The new business plan describes a phased approach to construction that will allow the Authority to adapt to changing financial conditions as it moves forward, segment by segment. The first segment is planned to run between Bakersfield and Fresno.
Fresno Mayor Ashley Swearengin released a statement saying that, “Starting construction in the Central Valley makes good sense economically, environmentally and practically. It allows us to stretch every public dollar we have the fullest, and it allows the greatest flexibility as the project moves toward connecting major population centers.”
The plan also updates cost estimates, ridership figures and funding expectations to reflect current economic realities. New numbers have the annual ridership reaching as high as 43.9 million passengers, each paying between $52 and $123 each.
The result is a fiscally sound project that will attract and drive private investment, generate strong revenues and operate without any public subsidies, just as other high speed rail networks do throughout the world.
“We have carefully constructed a business plan that is mindful of the economic and budgetary constraints facing both the state and the nation,” said Authority Board Chairman Thomas J. Umberg. “It will deliver to California and Californians a cost-effective, efficient, and sensible alternative to more highways and increased airport congestion.”
The funding for the first piece of the rail plan, which will serve as the “backbone” of the system, has already been identified through federal funds and the voter-approved Proposition 1A. This initial Central Valley section is expected to create 100,000 jobs in the next five years.
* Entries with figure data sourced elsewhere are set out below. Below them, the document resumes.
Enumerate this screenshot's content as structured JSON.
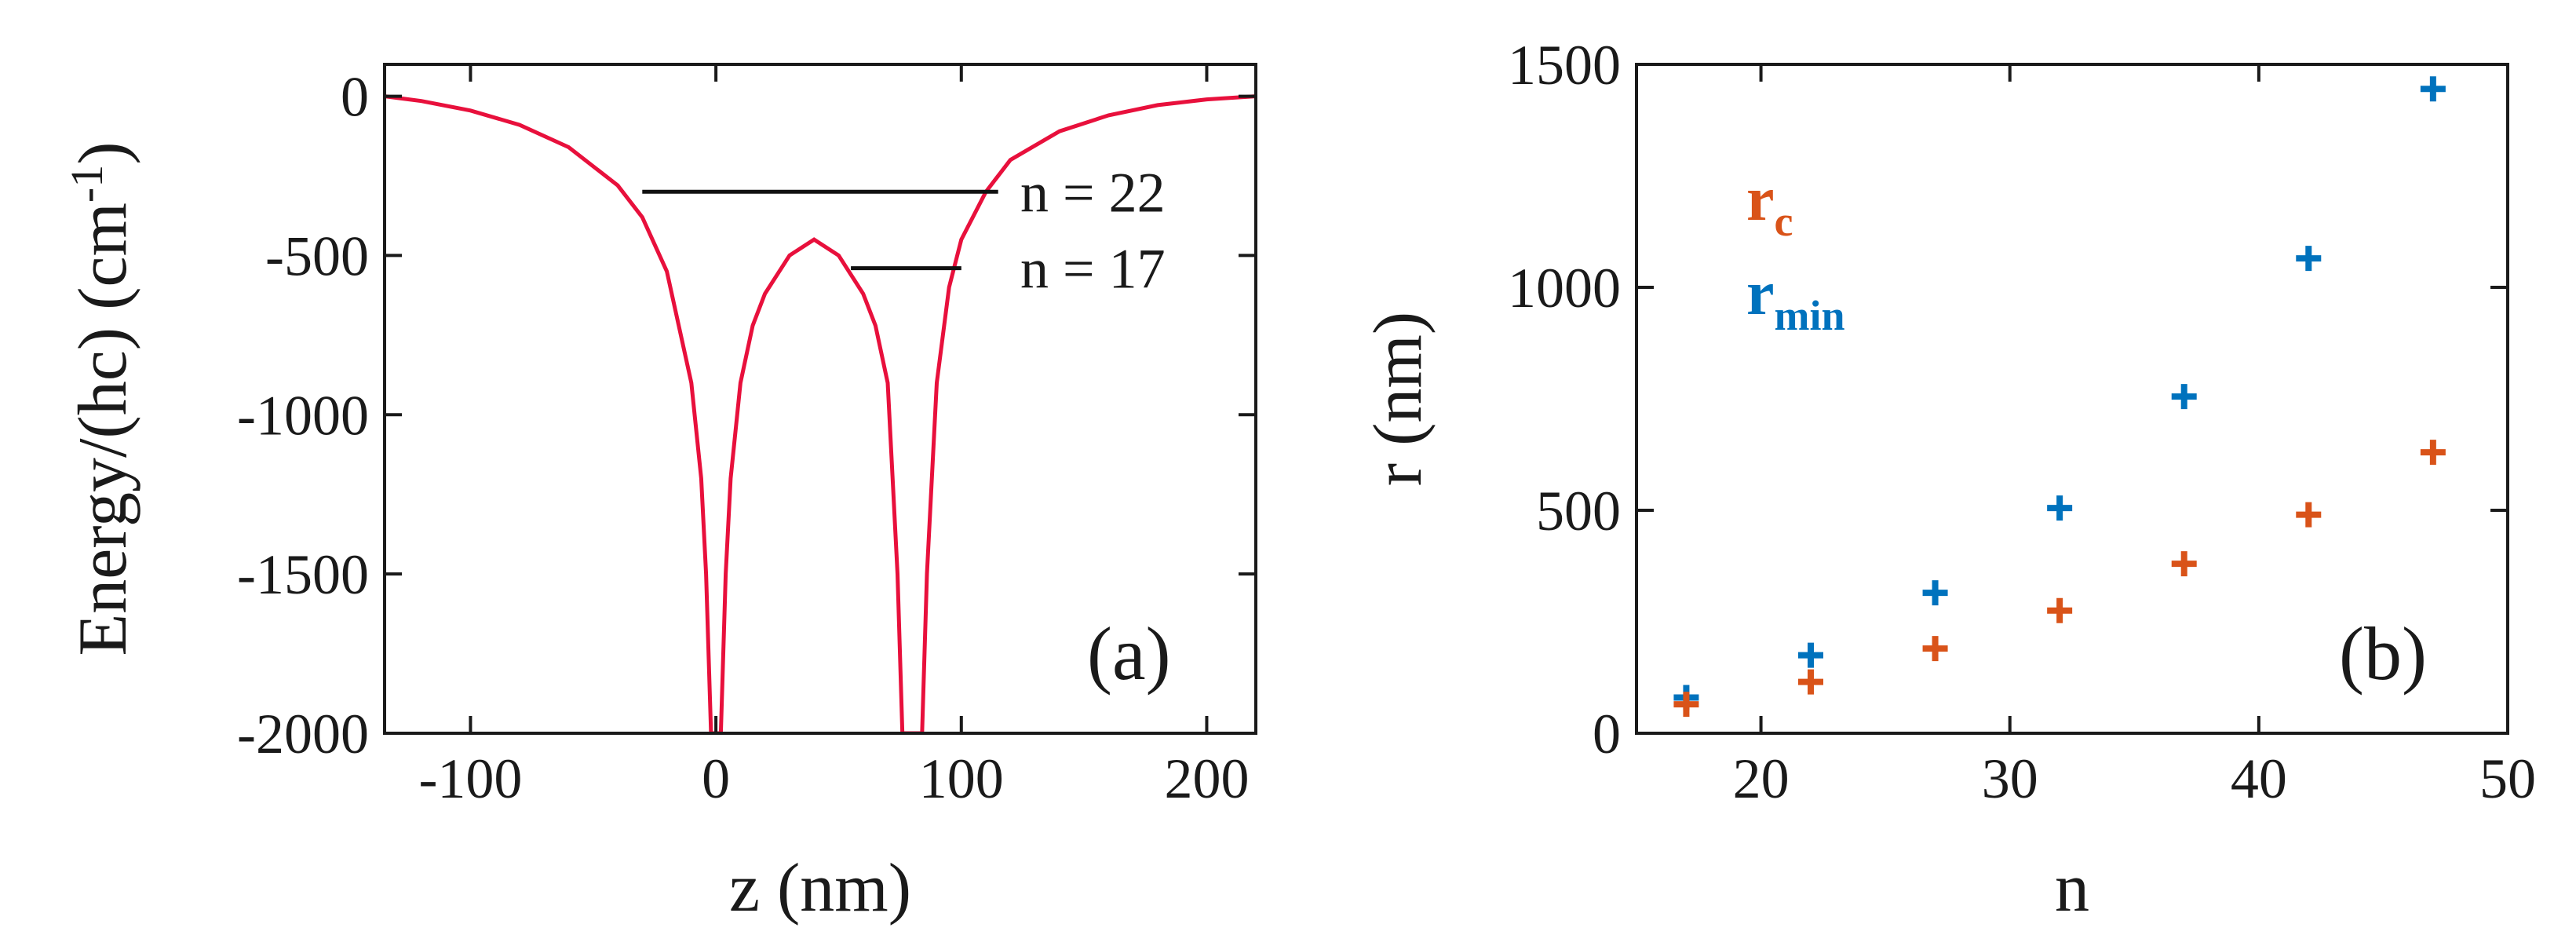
{
  "chart_data": [
    {
      "type": "line",
      "panel_label": "(a)",
      "xlabel": "z (nm)",
      "ylabel": "Energy/(hc) (cm",
      "ylabel_superscript": "-1",
      "ylabel_close": ")",
      "xlim": [
        -135,
        220
      ],
      "ylim": [
        -2000,
        100
      ],
      "xticks": [
        -100,
        0,
        100,
        200
      ],
      "xtick_labels": [
        "-100",
        "0",
        "100",
        "200"
      ],
      "yticks": [
        0,
        -500,
        -1000,
        -1500,
        -2000
      ],
      "ytick_labels": [
        "0",
        "-500",
        "-1000",
        "-1500",
        "-2000"
      ],
      "potential_color": "#e8103c",
      "series": [
        {
          "name": "potential",
          "x": [
            -135,
            -120,
            -100,
            -80,
            -60,
            -40,
            -30,
            -20,
            -10,
            -6,
            -4,
            -2,
            2,
            4,
            6,
            10,
            15,
            20,
            30,
            40,
            50,
            60,
            65,
            70,
            74,
            76,
            78,
            82,
            84,
            86,
            90,
            95,
            100,
            110,
            120,
            140,
            160,
            180,
            200,
            220
          ],
          "y": [
            0,
            -15,
            -45,
            -90,
            -160,
            -280,
            -380,
            -550,
            -900,
            -1200,
            -1500,
            -2000,
            -2000,
            -1500,
            -1200,
            -900,
            -720,
            -620,
            -500,
            -450,
            -500,
            -620,
            -720,
            -900,
            -1500,
            -2000,
            -2000,
            -2000,
            -2000,
            -1500,
            -900,
            -600,
            -450,
            -300,
            -200,
            -110,
            -60,
            -28,
            -10,
            0
          ]
        }
      ],
      "levels": [
        {
          "label": "n = 22",
          "energy": -300,
          "x_start": -30,
          "x_end": 115
        },
        {
          "label": "n = 17",
          "energy": -540,
          "x_start": 55,
          "x_end": 100
        }
      ]
    },
    {
      "type": "scatter",
      "panel_label": "(b)",
      "xlabel": "n",
      "ylabel": "r (nm)",
      "xlim": [
        15,
        50
      ],
      "ylim": [
        0,
        1500
      ],
      "xticks": [
        20,
        30,
        40,
        50
      ],
      "xtick_labels": [
        "20",
        "30",
        "40",
        "50"
      ],
      "yticks": [
        0,
        500,
        1000,
        1500
      ],
      "ytick_labels": [
        "0",
        "500",
        "1000",
        "1500"
      ],
      "series": [
        {
          "name": "r",
          "subscript": "c",
          "color": "#d95319",
          "x": [
            17,
            22,
            27,
            32,
            37,
            42,
            47
          ],
          "y": [
            65,
            115,
            190,
            275,
            380,
            490,
            630
          ]
        },
        {
          "name": "r",
          "subscript": "min",
          "color": "#0072bd",
          "x": [
            17,
            22,
            27,
            32,
            37,
            42,
            47
          ],
          "y": [
            80,
            175,
            315,
            505,
            755,
            1065,
            1445
          ]
        }
      ]
    }
  ]
}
Board members, including new gubernatorial appointees Dan Richard and Mike Rossi, brought a seasoned business perspective to developing the plan, which outlines the future of the largest infrastructure project underway in the United States.
“Our role was to incorporate a business perspective into the plan to prove that it is financially viable,” Richard said. “What we present today is the culmination of a lot of sweat and hard work to ensure that taxpayers are getting the best bang for the buck.”
Part of the business plan was the High Speed Rail Authority’s sell: even at $90+ billion, it is still a bargain to update an infrastructure that would be stretched by our projected population growth. 60 million people are expected to live in the state by mid-century, and the Authority estimates say that without high speed rail California will need as much as $171 billion to meet its transportation needs. That means an additional 2,300 lane-miles of highways, 4 runways, and 115 airline gates will need to be built.
Each segment of the construction project will have its own value and independent utility, and depending upon the availability of funding, each segment will complement the previous one while augmenting existing local and regional rail networks in a cooperative and coordinated fashion. Regional rail systems in Los Angeles and San Francisco have been receptive to the idea of blending existing services with the new system.
Additionally, no public operating subsidy will be necessary for the rail system. Like successful systems around the world, California’s high speed rail system will initially be built with public sector funds and when the system is operational ridership will drive revenues that, in turn, will attract further private-sector investment.
To protect the taxpayers’ investment, the economic assumptions including inflation, cost of materials and ridership projections, included in this plan are realistic and conservative. The ridership projections have been rigorously tested by a peer-review panel of international experts.
The new business plan is available online on the High-Speed Rail Authority’s website. The public will have 60 days to comment and help shape the final plan, which will be completed and provided to the Legislature in January 2012.